Corrente
Ana da
dona Jucélia era dona do meu coração. Nos beijávamos beijos infantis, ao pegado
das cercas de estacas ferpadas que separavam nossos quintais. Seu Paulo tinha
um caderninho aonde anotava os “por conta” e os “em a ver”, com letras e números
garrafais. Enedina era morena de cabelo escorrido e Roseana, miss. Piroró era
neguinho oxítona e danado. O mais novo de 8 irmãos. O pai, Seu Três por Nove, vendia
picolé e criou os meninos, sozinho, assim, vendendo o extra e o cremoso. Chita,
toda vez que caía nas garrras da policia, tinha as unhas arrancadas. Depois,
posto na rua, chorava. Um homem daquele tamanho, chorava na esquina da Lomas,
de dor e humilhação. Era um ladrão doce.
Maria
de Jesus me ensinou o beabá. Minha fascinação. Usava shorts prafrentex e me
chamava de Pequenino. “Pequenino, já fez o dever?”. Um encanto de fessora.
Tomava bença dela. “Pequenino, pra que lado é a perninha do a?”. Manoel Josafá
era saliente. Ficava lá atrás, fazendo coisas, pensando indecências. Todo mundo
sabia. Na hora da merenda, custava a se levantar. Ivo. Ivo via a uva. E...
Dona
jarina via a princesa dentro da garrafa de água benta. Nas tardes quentes de
agosto, se arrumava, pintava os lábios espessos, se enfiava em colares de
contas. Sobrepunha um turbante de azul bem clarinho sobre os cabelos ralos.
Chamava a gente da janela, dispunha a garrafa contra a luz e descrevia uma floresta
encantada, com cachoeiras, pássaros, lajedos inclinados e, lá no fundo azul, a
sereia. A rainha do mar. Eu vi dentro da garrafa.
Otávio
já era grande e não sabia ler. Não tinha, porém, substituto na ponta direita do
Internacional da Mauriti pra ele. Não fosse ter que bater marreta na construção
da Casa do Bife, pra sobreviver, seria um grande jogador de futebol. O irmão
variava da cabeça e à noite perturbava a esquina boêmia da Pedro Miranda com a
Angustura. Assustava as meninas que batalhavam ali pelo Shangrilá, pelo Rosa
Vermelha. Tinha uma voz agressiva. Quando se esquecia de tomar o Gardenal era
recomendável guardar distância dele. Roubava toca-fitas de carro e não bebia.
Nunca foi preso por roubo. Por desordem sim. Era um desordeiro empedernido.
Irrecuperável. Já, Demerval, não. Este, de vez em quando caía. Não de graça.
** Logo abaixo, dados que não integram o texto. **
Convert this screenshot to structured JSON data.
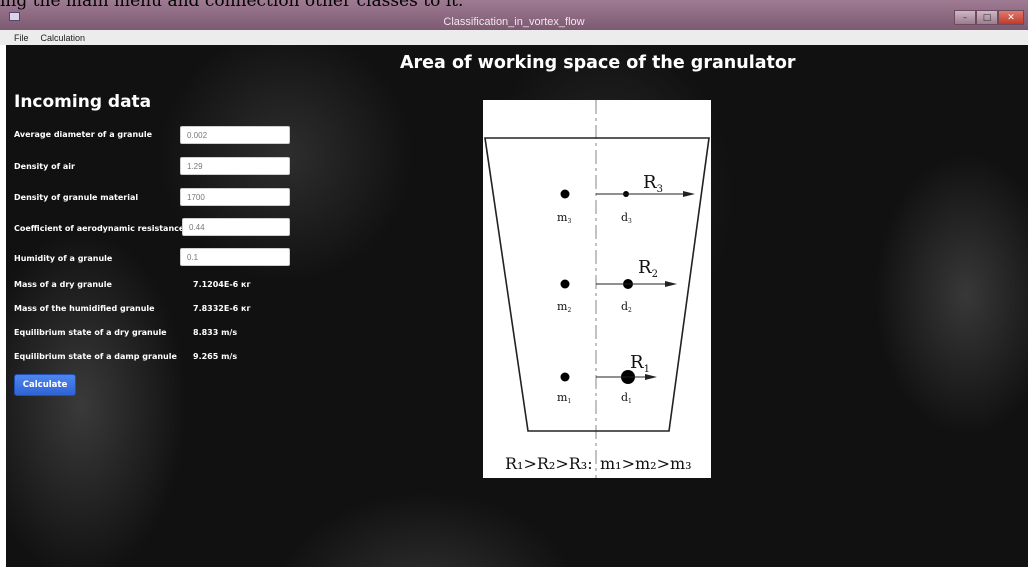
{
  "caption": "ing the main menu and connection other classes to it.",
  "window": {
    "title": "Classification_in_vortex_flow",
    "icon": "app-icon",
    "controls": [
      "minimize-icon",
      "maximize-icon",
      "close-icon"
    ]
  },
  "menu": {
    "file": "File",
    "calculation": "Calculation"
  },
  "main": {
    "area_title": "Area of working space of the granulator",
    "incoming_title": "Incoming data",
    "fields": [
      {
        "label": "Average diameter of a granule",
        "value": "0.002"
      },
      {
        "label": "Density of air",
        "value": "1.29"
      },
      {
        "label": "Density of granule material",
        "value": "1700"
      },
      {
        "label": "Coefficient of aerodynamic resistance",
        "value": "0.44"
      },
      {
        "label": "Humidity of a granule",
        "value": "0.1"
      }
    ],
    "results": [
      {
        "label": "Mass of a dry granule",
        "value": "7.1204E-6 кг"
      },
      {
        "label": "Mass of the humidified granule",
        "value": "7.8332E-6 кг"
      },
      {
        "label": "Equilibrium state of a dry granule",
        "value": "8.833 m/s"
      },
      {
        "label": "Equilibrium state of a damp granule",
        "value": "9.265 m/s"
      }
    ],
    "calculate_label": "Calculate"
  },
  "diagram": {
    "levels": [
      {
        "r": "R",
        "r_sub": "3",
        "m": "m",
        "m_sub": "3",
        "d": "d",
        "d_sub": "3"
      },
      {
        "r": "R",
        "r_sub": "2",
        "m": "m",
        "m_sub": "2",
        "d": "d",
        "d_sub": "2"
      },
      {
        "r": "R",
        "r_sub": "1",
        "m": "m",
        "m_sub": "1",
        "d": "d",
        "d_sub": "1"
      }
    ],
    "relation_left": "R₁>R₂>R₃:",
    "relation_right": "m₁>m₂>m₃"
  },
  "colors": {
    "titlebar": "#8a6880",
    "button": "#3a70e0",
    "background": "#111111",
    "close": "#c0392b"
  }
}
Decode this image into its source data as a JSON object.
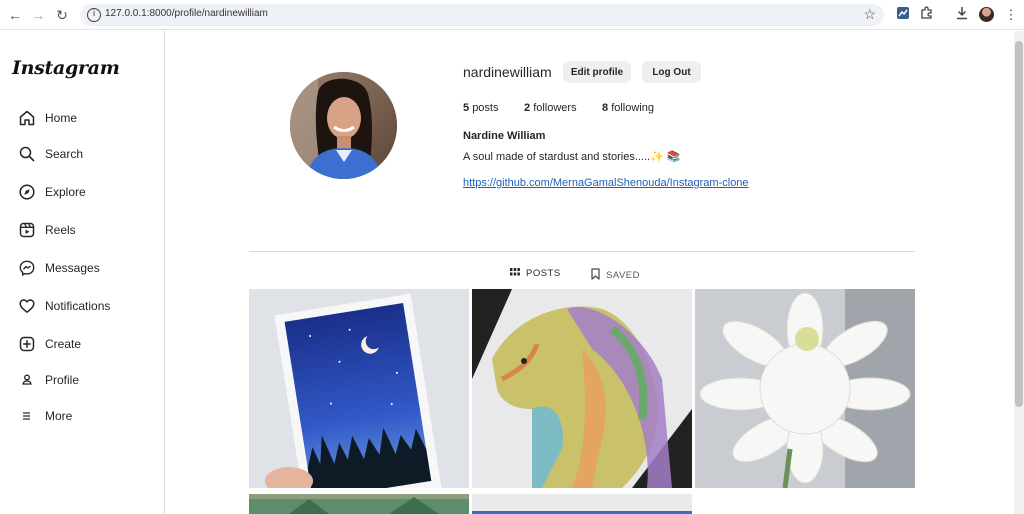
{
  "browser": {
    "url": "127.0.0.1:8000/profile/nardinewilliam"
  },
  "sidebar": {
    "logo": "Instagram",
    "items": [
      {
        "label": "Home",
        "icon": "home-icon"
      },
      {
        "label": "Search",
        "icon": "search-icon"
      },
      {
        "label": "Explore",
        "icon": "compass-icon"
      },
      {
        "label": "Reels",
        "icon": "reels-icon"
      },
      {
        "label": "Messages",
        "icon": "messenger-icon"
      },
      {
        "label": "Notifications",
        "icon": "heart-icon"
      },
      {
        "label": "Create",
        "icon": "plus-square-icon"
      },
      {
        "label": "Profile",
        "icon": "person-icon"
      },
      {
        "label": "More",
        "icon": "menu-icon"
      }
    ]
  },
  "profile": {
    "username": "nardinewilliam",
    "edit_label": "Edit profile",
    "logout_label": "Log Out",
    "posts_count": "5",
    "posts_label": "posts",
    "followers_count": "2",
    "followers_label": "followers",
    "following_count": "8",
    "following_label": "following",
    "full_name": "Nardine William",
    "bio": "A soul made of stardust and stories.....✨ 📚",
    "link": "https://github.com/MernaGamalShenouda/Instagram-clone"
  },
  "tabs": {
    "posts_label": "POSTS",
    "saved_label": "SAVED"
  },
  "colors": {
    "link": "#1f5fb8",
    "button_bg": "#efefef",
    "divider": "#dbdbdb"
  }
}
Resistia. Liderava refregas. Tinha um bando. Roubava carros. O corpo era todo
marcado de bala. Umas cicatrizes arredondadas enegrecidas. Era imortal. O pai,
caminhoneiro.
Tarcila
cresceu rápido depois que teve papeira. Aos treze anos endoidava a molecada com
um corpo de entontecer, uma faceirice, um odor primitivo, uma sensualidade
abrasadora. Mas não queria os meninos da rua. Um dia um carro estacionou na
frente da casa dela e perdemos Tarcila para um boy da Bailique. A mãe de
Tarcila era mais bonita que ela. Enviuvou três vezes, continuou bonita e virou
sogra de menininho rico.
Vitório
pichava muro com frases contra a ditadura. Era franzino, usava óculos fundo de
garrafa. Ninguém dava nada por ele. Era um guerreiro, porém. Tinha carisma.
Atraía as pessoas. Conquistava seguidores com aquele jeitinho, aquele caminhar
ensimesmado, aquele ar ausente. O que todo mundo desconfiava, era que ele vivia
maquinando. Queria porque queria derrubar o governo. Certo dia, apareceu para
uma reunião importantíssima, acompanhado de uma loura pra lá de bonita. Mãos
dadas, troca de olhares (e ele que era tão disperso, atento a ela estava a cada
instante). Era Natal. Era Ana da dona Jucélia. Entrariam para a clandestinidade
depois da ceia e da reunião. Quando deu meia-noite, sumiram por um buraco na
cerca que separava nossos quintais e meu coração explodiu. Bummm!